Castlevania needed a fresh start. After years of the same Symphony of the Night-copies, that might have been nice but lacked in ambition, Konami finally understood what the series needed: new blood. After having rejected some internal ideas, they gave the job to Spanish developer Mercury Steam. They've developed titles like the rather average Scrapland and Jericho, and I can't claim that I had much hope that they'd do any justice to my favorite game series. But obviously all they needed was a firm hand and some guidance, by none less than Hideo Kojima himself, because Castlevania: Lords of Shadow is a really good game.
Forget everything you might know about the storyline of the Castlevania-games. Lords of Shadow is a total restart that ignores most of what has gone before. We go back to the year 1047, at the breaking point between ancient mythology and Christian order. Gabriel Belmont is a warrior in a holy society that embarks on a massive quest in an attempt to resurrect his dead wife. He carries a weapon called the Combat Cross, which normally looks like a normal crucifix. But one end can be extended into a whip, and the other into a handy pole for staking vampires with. Because of this the weapon is also called Vampire Killer...

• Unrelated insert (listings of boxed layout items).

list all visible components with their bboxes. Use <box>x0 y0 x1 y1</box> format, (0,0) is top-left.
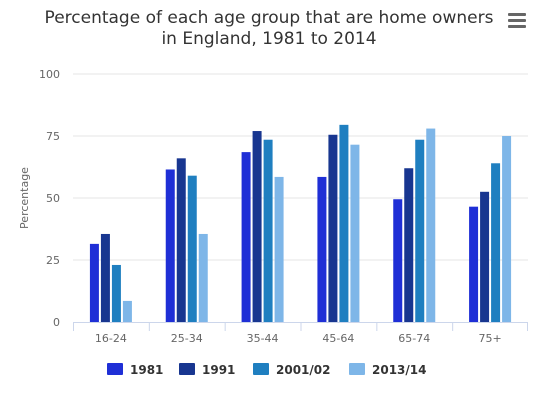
chart-title: Percentage of each age group that are ho… <box>0 8 538 50</box>
y-tick-label: 100 <box>39 68 60 81</box>
bar-2001-02-25-34 <box>187 175 197 322</box>
x-tick-label: 25-34 <box>171 332 203 345</box>
bar-1981-16-24 <box>89 243 99 322</box>
legend-swatch <box>349 363 365 375</box>
legend-label: 1981 <box>130 363 163 377</box>
bar-1981-75+ <box>469 206 479 322</box>
legend-item-1991: 1991 <box>179 363 235 377</box>
legend-label: 2001/02 <box>276 363 330 377</box>
bar-2013-14-65-74 <box>426 128 436 322</box>
legend-swatch <box>253 363 269 375</box>
x-tick-label: 16-24 <box>95 332 127 345</box>
bar-1991-65-74 <box>404 168 414 322</box>
x-tick-label: 45-64 <box>322 332 354 345</box>
bar-1991-25-34 <box>176 158 186 322</box>
bar-2013-14-16-24 <box>122 300 132 322</box>
y-axis-title: Percentage <box>18 167 31 229</box>
legend-swatch <box>107 363 123 375</box>
legend-label: 1991 <box>202 363 235 377</box>
y-tick-label: 50 <box>46 192 60 205</box>
axes: 0 25 50 75 100 Percentage 16-24 25-34 35-44 45-64… <box>18 68 528 345</box>
bar-1991-16-24 <box>100 233 110 322</box>
bar-2013-14-35-44 <box>274 176 284 322</box>
legend-item-2001-02: 2001/02 <box>253 363 330 377</box>
legend-item-1981: 1981 <box>107 363 163 377</box>
legend-swatch <box>179 363 195 375</box>
bar-1981-45-64 <box>317 176 327 322</box>
gridlines <box>73 73 528 261</box>
chart-title-line-1: Percentage of each age group that are ho… <box>44 8 494 28</box>
bar-2013-14-45-64 <box>350 144 360 322</box>
y-tick-label: 75 <box>46 130 60 143</box>
chart-title-line-2: in England, 1981 to 2014 <box>161 29 377 49</box>
bar-2013-14-75+ <box>502 136 512 322</box>
x-tick-label: 75+ <box>478 332 501 345</box>
bar-1991-35-44 <box>252 131 262 322</box>
bar-1991-45-64 <box>328 134 338 322</box>
bar-2001-02-65-74 <box>415 139 425 322</box>
legend: 1981 1991 2001/02 2013/14 <box>107 363 426 377</box>
bar-2001-02-35-44 <box>263 139 273 322</box>
bar-2001-02-75+ <box>491 163 501 322</box>
y-tick-label: 0 <box>53 316 60 329</box>
y-tick-label: 25 <box>46 254 60 267</box>
bar-2001-02-16-24 <box>111 264 121 322</box>
bars <box>89 124 512 322</box>
legend-label: 2013/14 <box>372 363 426 377</box>
hamburger-menu-icon[interactable] <box>507 13 527 31</box>
x-tick-label: 35-44 <box>247 332 279 345</box>
legend-item-2013-14: 2013/14 <box>349 363 426 377</box>
bar-1991-75+ <box>480 191 490 322</box>
bar-2001-02-45-64 <box>339 124 349 322</box>
bar-1981-25-34 <box>165 169 175 322</box>
bar-2013-14-25-34 <box>198 233 208 322</box>
bar-1981-65-74 <box>393 199 403 322</box>
bar-1981-35-44 <box>241 152 251 322</box>
x-tick-label: 65-74 <box>398 332 430 345</box>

It would have been simple, but a bit unfair, to call Lords of Shadow a God of War-clone. Whipping skeletons and Medusa-heads is something Konamis' heroes had been doing for ages before Kratos entered the scene. But there are similarities in how combat works. With your weapon's long range it's easy to keep your enemies at a distance and hammer away at the buttons until they stop moving (most of them have been dead for a long time to begin with). Compared to Kratos you have to be a lot faster when it comes to your foot work and dodge out of the way more often.
But there's more depth to it than that. There's four different special weapons to be found during the course of the game, and the monsters can drop energy balls that powers your magic - which you have to spend wisely. Throughout the game you'll find new abilities and new combos that makes the combat more varied and more or less every level opens up new possibilities. In general, varied is something you can call the whole game and when it comes to tempo I'd probably compare it to Uncharted, but with more puzzles. Action takes up a lot of the time, but there are many times the adrenaline is allowed to stop pumping for a bit and you get a chance to enjoy the scenery.
Which is nice, considering that Castlevania: Lords of Shadow is a very pretty game. The monsters might be based on the old games, but its design is somewhere between Lord of the Rings and Guillermo Del Toro's Pan's Labyrinth. It might get a bit too much of the "dark, gritty, adult"-theme at times, and it's seldom with as much self-irony as the old games, but it fits the story and the mood of the game perfectly.
We get to travel across a mythological Europe where the old gods still haven't left room for the Christian medieval times, filled with ancient ruins, oppressed villages and caves filled with monsters. Besides the bombastic storytelling, the environments are the greatest strengths of the title. That you can go from a beautiful oasis to a cold, gothic castle makes me constantly look forward to the next level and what might await me there.
All this graphical overflow and the high production values come with a price, though. Mercy Steam are still no tech-gurus and the framerate suffers because of it. Compared to many Western games it's not that bad, but if you go from a silky smooth action game like Bayonetta Castlevania might feel like a slide show from time to time. And while I'm whining I might as well mention that sometimes it's hard to figure out where to go in the huge environments and some enemies can take a bit too much of a beating.
Another thing I don't like very much, which I didn't see coming, is the music. It might be incredibly epic, well-composed and makes my pulse race, but it lacks an identity. It recalls every soundtrack by Harry Gregson-Williams, Howard Shore or Hans Zimmer but I am never - except in a few easter egg-cases - reminded of Castlevania-classics like Bloody Tears, Beginning or Wicked Child. Perhaps epic choires fits the game's design better than disted guitars. Perhaps I'm just a reactionary obsessed with Konami's earlier music.
On the other hand, Patrick "Captain Picard" Stewart lifts up any production he takes part in and his role as the mentor figure (and storyteller) Zobek is a welcome addition to the game. Robert Carlyle does a good angry and bitter Belmont that really works as a main character. I would have liked a bit less of the grunting and panting whenever he goes climbing, though. The mood isn't really the same when it sounds like Gabriel is constipated while doing his death defying acrobatics.
Castlevania: Lords of Shadow is a great adventure with a smart story, lots of re-playability in the form of extra sidequests and exploration and it has some awesome battles. Mercury Steam have claimed it takes about 20 hours to finish and they are pretty correct in that. I'm glad they didn't fall in any multiplayer trap, and while the game has some flaws and could have been more technically polished, it's by far the best three dimensional Castlevania and one of the most epic action titles so far this year.